PATIENTS AND METHODS

We identified and analyzed a retrospective cohort of 53 patients with FL3A, 3B, and FL Grade 3 with areas of diffuse large B-cell lymphoma (DLBCL). They were divided into 2 groups: aggFL (n = 21) included patients with FL3B (n = 10) and FL3 (A or B) with concomitant DLBCL (n = 11); indolent lymphoma (n = 32) included only FL3A.

RESULTS

Baseline characteristics did not differ between the groups. rituximab, cyclophosphamide, doxorubicin, vincristine, prednisone (R-CHOP) was initial treatment in 15 (79%) of patients with aggFL and 21 (72%) of those with FL3A; rituximab was included in initial therapy in 18 (95%) and 24 (83%), respectively. Comparing aggFL and FL3A, 5-year overall survival was 90% versus 79% (P = .97) and 5-year progression-free survival (PFS) 44% versus 34% (P = .75), respectively.

CONCLUSION

We conclude that outcomes for FL3, primarily treated with R-CHOP, do not differ between FL3A and aggFL (FL3B and FL3/DLBCL).
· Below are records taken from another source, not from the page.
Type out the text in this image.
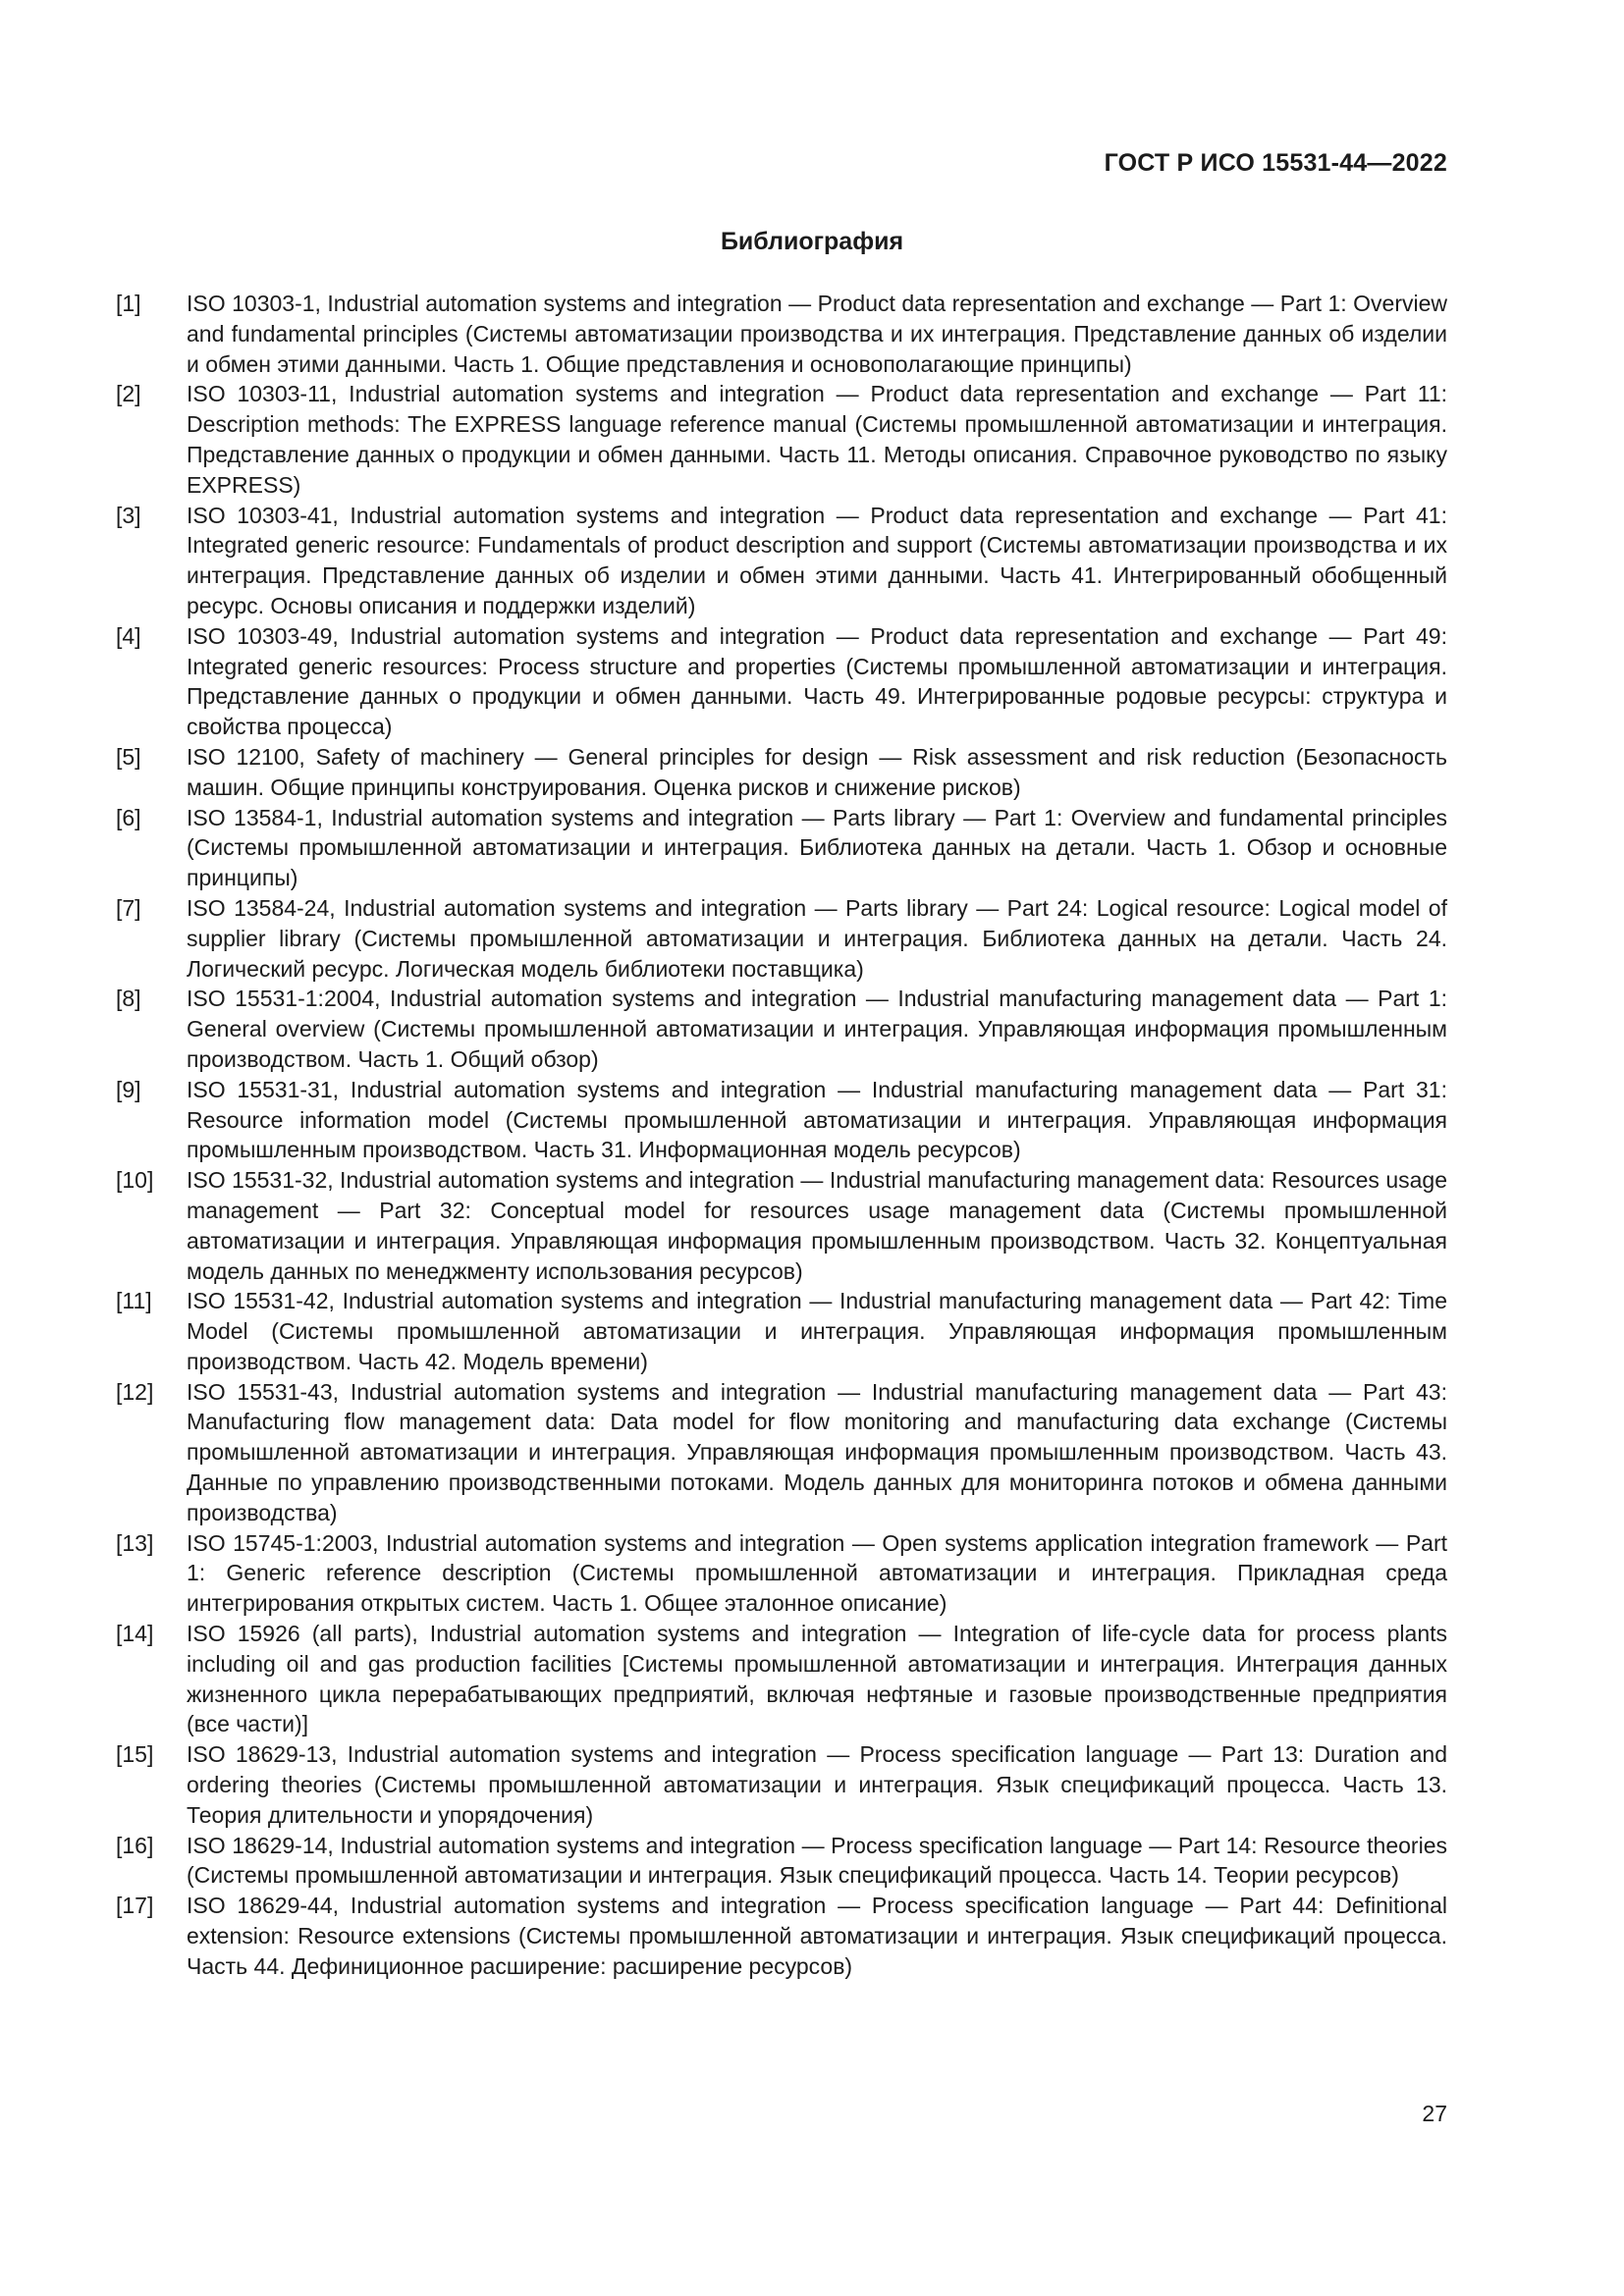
ГОСТ Р ИСО 15531-44—2022
Библиография
[1]	ISO 10303-1, Industrial automation systems and integration — Product data representation and exchange — Part 1: Overview and fundamental principles (Системы автоматизации производства и их интеграция. Представление данных об изделии и обмен этими данными. Часть 1. Общие представления и основополагающие принципы)
[2]	ISO 10303-11, Industrial automation systems and integration — Product data representation and exchange — Part 11: Description methods: The EXPRESS language reference manual (Системы промышленной автоматизации и интеграция. Представление данных о продукции и обмен данными. Часть 11. Методы описания. Справочное руководство по языку EXPRESS)
[3]	ISO 10303-41, Industrial automation systems and integration — Product data representation and exchange — Part 41: Integrated generic resource: Fundamentals of product description and support (Системы автоматизации производства и их интеграция. Представление данных об изделии и обмен этими данными. Часть 41. Интегрированный обобщенный ресурс. Основы описания и поддержки изделий)
[4]	ISO 10303-49, Industrial automation systems and integration — Product data representation and exchange — Part 49: Integrated generic resources: Process structure and properties (Системы промышленной автоматизации и интеграция. Представление данных о продукции и обмен данными. Часть 49. Интегрированные родовые ресурсы: структура и свойства процесса)
[5]	ISO 12100, Safety of machinery — General principles for design — Risk assessment and risk reduction (Безопасность машин. Общие принципы конструирования. Оценка рисков и снижение рисков)
[6]	ISO 13584-1, Industrial automation systems and integration — Parts library — Part 1: Overview and fundamental principles (Системы промышленной автоматизации и интеграция. Библиотека данных на детали. Часть 1. Обзор и основные принципы)
[7]	ISO 13584-24, Industrial automation systems and integration — Parts library — Part 24: Logical resource: Logical model of supplier library (Системы промышленной автоматизации и интеграция. Библиотека данных на детали. Часть 24. Логический ресурс. Логическая модель библиотеки поставщика)
[8]	ISO 15531-1:2004, Industrial automation systems and integration — Industrial manufacturing management data — Part 1: General overview (Системы промышленной автоматизации и интеграция. Управляющая информация промышленным производством. Часть 1. Общий обзор)
[9]	ISO 15531-31, Industrial automation systems and integration — Industrial manufacturing management data — Part 31: Resource information model (Системы промышленной автоматизации и интеграция. Управляющая информация промышленным производством. Часть 31. Информационная модель ресурсов)
[10]	ISO 15531-32, Industrial automation systems and integration — Industrial manufacturing management data: Resources usage management — Part 32: Conceptual model for resources usage management data (Системы промышленной автоматизации и интеграция. Управляющая информация промышленным производством. Часть 32. Концептуальная модель данных по менеджменту использования ресурсов)
[11]	ISO 15531-42, Industrial automation systems and integration — Industrial manufacturing management data — Part 42: Time Model (Системы промышленной автоматизации и интеграция. Управляющая информация промышленным производством. Часть 42. Модель времени)
[12]	ISO 15531-43, Industrial automation systems and integration — Industrial manufacturing management data — Part 43: Manufacturing flow management data: Data model for flow monitoring and manufacturing data exchange (Системы промышленной автоматизации и интеграция. Управляющая информация промышленным производством. Часть 43. Данные по управлению производственными потоками. Модель данных для мониторинга потоков и обмена данными производства)
[13]	ISO 15745-1:2003, Industrial automation systems and integration — Open systems application integration framework — Part 1: Generic reference description (Системы промышленной автоматизации и интеграция. Прикладная среда интегрирования открытых систем. Часть 1. Общее эталонное описание)
[14]	ISO 15926 (all parts), Industrial automation systems and integration — Integration of life-cycle data for process plants including oil and gas production facilities [Системы промышленной автоматизации и интеграция. Интеграция данных жизненного цикла перерабатывающих предприятий, включая нефтяные и газовые производственные предприятия (все части)]
[15]	ISO 18629-13, Industrial automation systems and integration — Process specification language — Part 13: Duration and ordering theories (Системы промышленной автоматизации и интеграция. Язык спецификаций процесса. Часть 13. Теория длительности и упорядочения)
[16]	ISO 18629-14, Industrial automation systems and integration — Process specification language — Part 14: Resource theories (Системы промышленной автоматизации и интеграция. Язык спецификаций процесса. Часть 14. Теории ресурсов)
[17]	ISO 18629-44, Industrial automation systems and integration — Process specification language — Part 44: Definitional extension: Resource extensions (Системы промышленной автоматизации и интеграция. Язык спецификаций процесса. Часть 44. Дефиниционное расширение: расширение ресурсов)
27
The aggFL group showed a plateau in PFS confirming these should be treated with curative intent. FL3A patients, mainly managed with R-CHOP, also show an apparent plateau in PFS. Although longer follow-up and confirmation in other data sets is required, this indicates potential undertreatment of FL3A with less aggressive regimens often used for indolent lymphoma.

摘要

背景

滤泡性淋巴瘤(FL)具有异质性。尽管FL 3B级(FL3B)被视为侵袭性FL(aggFL),但由于自利妥昔单抗应用以来,基于FL 3级(FL3)亚分类的临床结局数据较少,FL 3A级(FL3A)的最佳治疗方法仍不明确。我们报告了利妥昔单抗时代FL3的结局。

患者与方法

我们确定并分析了53例FL3A、FL3B以及伴有弥漫性大B细胞淋巴瘤(DLBCL)区域的FL 3级患者的回顾性队列。他们被分为两组:侵袭性FL(n = 21)包括FL3B患者(n = 10)以及伴有DLBCL的FL3(A或B)患者(n = 11);惰性淋巴瘤(n = 32)仅包括FL3A患者。

结果

两组的基线特征无差异。利妥昔单抗、环磷酰胺、多柔比星、长春新碱、泼尼松(R-CHOP)是15例(79%)侵袭性FL患者和21例(占72%)FL3A患者的初始治疗方案;初始治疗中分别有18例(95%)和24例(83%)包含利妥昔单抗。比较侵袭性FL和FL3A,5年总生存率分别为90%和79%(P = 0.97),5年无进展生存率分别为44%和34%(P = 0.75)。

结论

我们得出结论,主要采用R-CHOP治疗的FL3患者,FL3A和侵袭性FL(FL3B和FL3/DLBCL)之间的结局无差异。侵袭性FL组的无进展生存率出现平台期,证实这些患者应以治愈为目的进行治疗。主要采用R-CHOP治疗的FL3A患者的无进展生存率也出现明显的平台期。尽管需要更长时间的随访并在其他数据集中进行确认,但这表明FL3A患者可能未得到充分治疗,因为常用于惰性淋巴瘤的治疗方案攻击性较弱。